Dive Brief:
- Despite concerns about widespread provider burnout as the pandemic stretches into its third year, a new study found no evidence that burnout negatively impacts the quality of patient care. Counterintuitively, physicians who report burnout could be contributing to slightly better outcomes instead.
- The study, which tied data from more than 1,000 family physicians to Medicare claims, found no statistically significant relationship between seven categories of self-reported burnout and measures of ambulatory care, ER visits, readmissions or costs. Instead, reported burnout seemed to be mildly correlated with slightly better outcomes, compared to doctors who are never burned out.
- But this doesn't indicate that physician burnout is beneficial or should be tolerated, researchers said, stressing that the relationship between burnout and outcomes is complex and needs further investigation.
Dive Insight:
Concerns about burnout have been growing even before COVID-19, with research showing high levels of stress and exhaustion contribute to medical errors, job dissatisfaction and poor patient experiences. But there is little research about the extent to which burnout affects the actual cost or quality of care being delivered, even as the pandemic contributes to drive record burnout and turnover in the field.

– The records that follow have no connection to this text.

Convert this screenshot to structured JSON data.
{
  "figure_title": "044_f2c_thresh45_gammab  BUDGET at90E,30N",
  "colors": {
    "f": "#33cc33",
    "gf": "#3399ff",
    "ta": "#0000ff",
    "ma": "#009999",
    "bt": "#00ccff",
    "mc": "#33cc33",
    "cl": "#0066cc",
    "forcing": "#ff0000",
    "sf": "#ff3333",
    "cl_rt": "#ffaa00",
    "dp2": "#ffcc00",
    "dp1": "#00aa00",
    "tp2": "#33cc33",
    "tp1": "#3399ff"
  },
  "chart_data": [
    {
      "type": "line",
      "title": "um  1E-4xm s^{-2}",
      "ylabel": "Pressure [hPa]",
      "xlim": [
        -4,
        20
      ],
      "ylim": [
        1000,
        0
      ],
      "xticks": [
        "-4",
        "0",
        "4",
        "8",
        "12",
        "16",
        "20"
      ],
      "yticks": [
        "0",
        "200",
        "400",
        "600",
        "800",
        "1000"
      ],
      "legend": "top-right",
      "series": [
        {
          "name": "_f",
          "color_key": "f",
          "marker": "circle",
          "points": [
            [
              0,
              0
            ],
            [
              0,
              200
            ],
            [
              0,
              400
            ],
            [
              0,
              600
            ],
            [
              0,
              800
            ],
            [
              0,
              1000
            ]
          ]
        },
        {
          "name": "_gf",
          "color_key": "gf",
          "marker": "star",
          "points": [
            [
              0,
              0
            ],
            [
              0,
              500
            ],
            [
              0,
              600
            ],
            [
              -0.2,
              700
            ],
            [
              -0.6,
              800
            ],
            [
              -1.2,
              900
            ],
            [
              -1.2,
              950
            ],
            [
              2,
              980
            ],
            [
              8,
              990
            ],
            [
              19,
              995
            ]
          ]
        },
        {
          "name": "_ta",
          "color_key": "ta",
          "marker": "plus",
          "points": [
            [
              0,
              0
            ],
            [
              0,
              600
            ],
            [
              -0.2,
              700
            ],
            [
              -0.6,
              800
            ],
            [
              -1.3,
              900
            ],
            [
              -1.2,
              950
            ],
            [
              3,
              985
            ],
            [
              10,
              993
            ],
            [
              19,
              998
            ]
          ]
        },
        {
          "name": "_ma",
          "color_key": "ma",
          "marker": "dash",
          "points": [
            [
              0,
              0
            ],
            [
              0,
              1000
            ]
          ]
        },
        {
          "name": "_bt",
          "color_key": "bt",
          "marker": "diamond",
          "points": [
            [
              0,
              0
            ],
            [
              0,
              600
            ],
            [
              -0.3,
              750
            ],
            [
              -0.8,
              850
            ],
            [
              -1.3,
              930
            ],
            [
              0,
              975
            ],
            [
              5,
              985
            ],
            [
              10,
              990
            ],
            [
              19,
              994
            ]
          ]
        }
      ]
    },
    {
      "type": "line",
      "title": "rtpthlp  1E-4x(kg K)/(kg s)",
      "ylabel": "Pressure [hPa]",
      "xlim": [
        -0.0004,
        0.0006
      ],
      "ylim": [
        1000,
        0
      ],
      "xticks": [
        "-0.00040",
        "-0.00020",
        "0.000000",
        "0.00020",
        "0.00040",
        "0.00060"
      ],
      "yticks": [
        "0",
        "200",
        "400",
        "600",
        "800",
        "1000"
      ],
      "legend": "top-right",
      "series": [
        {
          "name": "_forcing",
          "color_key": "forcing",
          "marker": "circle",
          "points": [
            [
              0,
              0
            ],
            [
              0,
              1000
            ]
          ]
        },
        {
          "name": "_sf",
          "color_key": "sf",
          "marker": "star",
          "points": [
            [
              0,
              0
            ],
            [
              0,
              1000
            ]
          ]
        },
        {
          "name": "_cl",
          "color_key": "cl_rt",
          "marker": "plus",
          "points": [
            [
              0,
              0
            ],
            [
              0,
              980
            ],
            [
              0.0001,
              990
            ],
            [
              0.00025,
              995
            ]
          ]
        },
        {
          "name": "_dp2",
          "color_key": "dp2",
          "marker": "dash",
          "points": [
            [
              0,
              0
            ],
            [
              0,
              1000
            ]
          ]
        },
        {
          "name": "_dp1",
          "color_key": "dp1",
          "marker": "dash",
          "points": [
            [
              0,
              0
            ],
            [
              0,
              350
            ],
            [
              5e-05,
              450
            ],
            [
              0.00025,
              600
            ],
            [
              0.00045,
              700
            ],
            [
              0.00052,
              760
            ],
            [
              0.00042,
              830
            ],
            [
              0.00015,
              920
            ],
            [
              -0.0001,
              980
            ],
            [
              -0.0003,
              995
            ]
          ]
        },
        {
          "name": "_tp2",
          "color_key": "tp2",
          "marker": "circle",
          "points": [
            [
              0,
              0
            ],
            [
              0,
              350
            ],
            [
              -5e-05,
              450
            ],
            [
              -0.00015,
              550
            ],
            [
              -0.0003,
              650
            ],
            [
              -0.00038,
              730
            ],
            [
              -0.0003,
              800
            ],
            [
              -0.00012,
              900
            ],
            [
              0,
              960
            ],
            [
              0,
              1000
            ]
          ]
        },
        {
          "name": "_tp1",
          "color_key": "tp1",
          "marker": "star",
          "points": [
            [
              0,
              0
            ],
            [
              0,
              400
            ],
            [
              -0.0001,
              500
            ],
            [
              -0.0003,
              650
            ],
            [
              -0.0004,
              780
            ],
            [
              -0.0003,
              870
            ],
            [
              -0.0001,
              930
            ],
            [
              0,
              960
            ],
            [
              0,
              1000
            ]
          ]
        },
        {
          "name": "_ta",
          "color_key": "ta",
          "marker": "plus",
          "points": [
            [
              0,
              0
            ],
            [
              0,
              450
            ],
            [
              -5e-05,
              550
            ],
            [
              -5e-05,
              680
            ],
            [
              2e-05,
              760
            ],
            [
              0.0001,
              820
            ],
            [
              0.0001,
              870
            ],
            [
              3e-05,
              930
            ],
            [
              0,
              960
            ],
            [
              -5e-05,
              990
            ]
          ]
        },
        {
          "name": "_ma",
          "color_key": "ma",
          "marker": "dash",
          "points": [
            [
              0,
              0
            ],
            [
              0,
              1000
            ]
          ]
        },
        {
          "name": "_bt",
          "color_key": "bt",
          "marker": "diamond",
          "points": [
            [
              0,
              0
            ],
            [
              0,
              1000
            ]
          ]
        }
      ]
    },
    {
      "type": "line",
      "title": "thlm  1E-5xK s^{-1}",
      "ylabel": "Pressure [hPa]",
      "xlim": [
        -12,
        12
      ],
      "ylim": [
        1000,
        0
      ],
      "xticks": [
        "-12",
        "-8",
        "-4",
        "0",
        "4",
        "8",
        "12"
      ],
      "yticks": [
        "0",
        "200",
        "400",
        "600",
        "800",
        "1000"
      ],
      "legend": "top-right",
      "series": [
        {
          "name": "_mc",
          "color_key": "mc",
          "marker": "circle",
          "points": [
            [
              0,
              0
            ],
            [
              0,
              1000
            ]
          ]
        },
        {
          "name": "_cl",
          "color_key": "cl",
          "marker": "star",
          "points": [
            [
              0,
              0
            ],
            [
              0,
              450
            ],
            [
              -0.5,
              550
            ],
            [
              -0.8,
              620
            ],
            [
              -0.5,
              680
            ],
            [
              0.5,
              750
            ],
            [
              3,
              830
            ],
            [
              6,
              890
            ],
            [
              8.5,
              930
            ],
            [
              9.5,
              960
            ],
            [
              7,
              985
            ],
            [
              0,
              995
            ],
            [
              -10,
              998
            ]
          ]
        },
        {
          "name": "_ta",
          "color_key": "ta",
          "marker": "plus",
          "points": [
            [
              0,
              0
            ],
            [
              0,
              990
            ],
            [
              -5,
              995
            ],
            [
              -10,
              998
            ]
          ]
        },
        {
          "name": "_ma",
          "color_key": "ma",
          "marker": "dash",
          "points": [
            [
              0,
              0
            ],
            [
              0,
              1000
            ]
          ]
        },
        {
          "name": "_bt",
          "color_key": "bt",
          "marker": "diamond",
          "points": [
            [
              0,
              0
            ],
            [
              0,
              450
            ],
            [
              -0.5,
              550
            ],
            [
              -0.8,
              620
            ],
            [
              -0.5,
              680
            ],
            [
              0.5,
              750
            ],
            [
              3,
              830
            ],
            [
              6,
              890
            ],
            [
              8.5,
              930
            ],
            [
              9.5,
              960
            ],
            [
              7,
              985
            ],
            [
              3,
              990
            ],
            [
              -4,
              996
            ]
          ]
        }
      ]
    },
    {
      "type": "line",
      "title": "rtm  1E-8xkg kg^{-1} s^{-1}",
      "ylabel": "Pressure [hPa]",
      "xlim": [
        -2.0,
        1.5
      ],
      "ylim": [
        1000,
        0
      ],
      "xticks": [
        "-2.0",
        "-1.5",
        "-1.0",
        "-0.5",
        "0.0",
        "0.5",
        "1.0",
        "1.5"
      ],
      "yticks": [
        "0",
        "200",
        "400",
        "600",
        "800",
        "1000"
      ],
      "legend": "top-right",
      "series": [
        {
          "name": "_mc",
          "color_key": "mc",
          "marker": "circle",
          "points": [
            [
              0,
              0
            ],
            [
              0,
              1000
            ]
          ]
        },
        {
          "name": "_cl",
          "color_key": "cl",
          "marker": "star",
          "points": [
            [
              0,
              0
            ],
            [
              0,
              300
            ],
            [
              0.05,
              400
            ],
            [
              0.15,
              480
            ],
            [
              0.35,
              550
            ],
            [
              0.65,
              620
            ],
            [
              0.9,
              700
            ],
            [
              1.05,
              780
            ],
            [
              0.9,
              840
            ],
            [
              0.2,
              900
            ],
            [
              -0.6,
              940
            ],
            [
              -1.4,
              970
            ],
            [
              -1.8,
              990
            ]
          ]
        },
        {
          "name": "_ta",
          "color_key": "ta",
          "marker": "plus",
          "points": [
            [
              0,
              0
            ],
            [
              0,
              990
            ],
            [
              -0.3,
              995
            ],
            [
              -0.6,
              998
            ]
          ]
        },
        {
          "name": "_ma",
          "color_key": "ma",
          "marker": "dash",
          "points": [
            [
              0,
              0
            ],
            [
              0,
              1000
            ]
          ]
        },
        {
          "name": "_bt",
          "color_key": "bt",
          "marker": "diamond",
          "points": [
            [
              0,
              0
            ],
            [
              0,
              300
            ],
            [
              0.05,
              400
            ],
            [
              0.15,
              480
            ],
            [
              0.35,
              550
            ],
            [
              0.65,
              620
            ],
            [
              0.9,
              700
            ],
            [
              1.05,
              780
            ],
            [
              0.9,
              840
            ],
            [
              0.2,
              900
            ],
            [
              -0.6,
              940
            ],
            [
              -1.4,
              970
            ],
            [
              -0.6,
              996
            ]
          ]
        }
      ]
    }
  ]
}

In the study published in Health Affairs on Monday, researchers from the Weill Cornell Medical College and University of Kentucky hypothesized that patients of family doctors who report frequent burnout would have higher annual Medicare costs and higher rates of ambulatory care-sensitive admissions (defined as hospital admissions that could have been prevented by good outpatient care), along with preventable ED visits and 30-day readmissions.
Doctors who are burned out may give less time or effort, resulting in worse outcomes — especially for dual-eligible patients, researchers theorized.
But the study didn't find any consistent relationship between burnout and outcomes.
"Surprisingly, we found that physicians who reported at least some frequency, or even a high frequency, of burnout had generally lower rates of undesirable outcomes," researchers said, though they noted few of the results were statistically significant, so extrapolating this conclusion may be specious or premature pending further research.
"It may be that physicians who report at least some burnout are highly conscientious and give extra effort to providing good care to their patients," researchers continued. "This effort, and their concern about their patients, may be stressful and produce a feeling of burnout, particularly when physicians experience time pressure or other obstacles to providing care."
The study also analyzed physician callousness toward patients, and found patients of the 2.4% of doctors who reported daily callousness did have worse outcomes.
That implies burnout could be associated with concern for patients (and subsequent better outcomes) as opposed to physicians who report callousness, who may lack this concern, the study said.
Previous research does suggest burnout may have a relationship to self-reported medical errors, and physicians who report more burnout also report making more errors. The study noted there's uncertainty about the accuracy of self-reported errors, as burned-out doctors may be more likely to report perceived errors, or perceived errors may make doctors feel more burned out.
The study stressed that the results in no way mean it's good for doctors to feel burned out, as the phenomenon could contribute to worse care experiences, distress and turnover.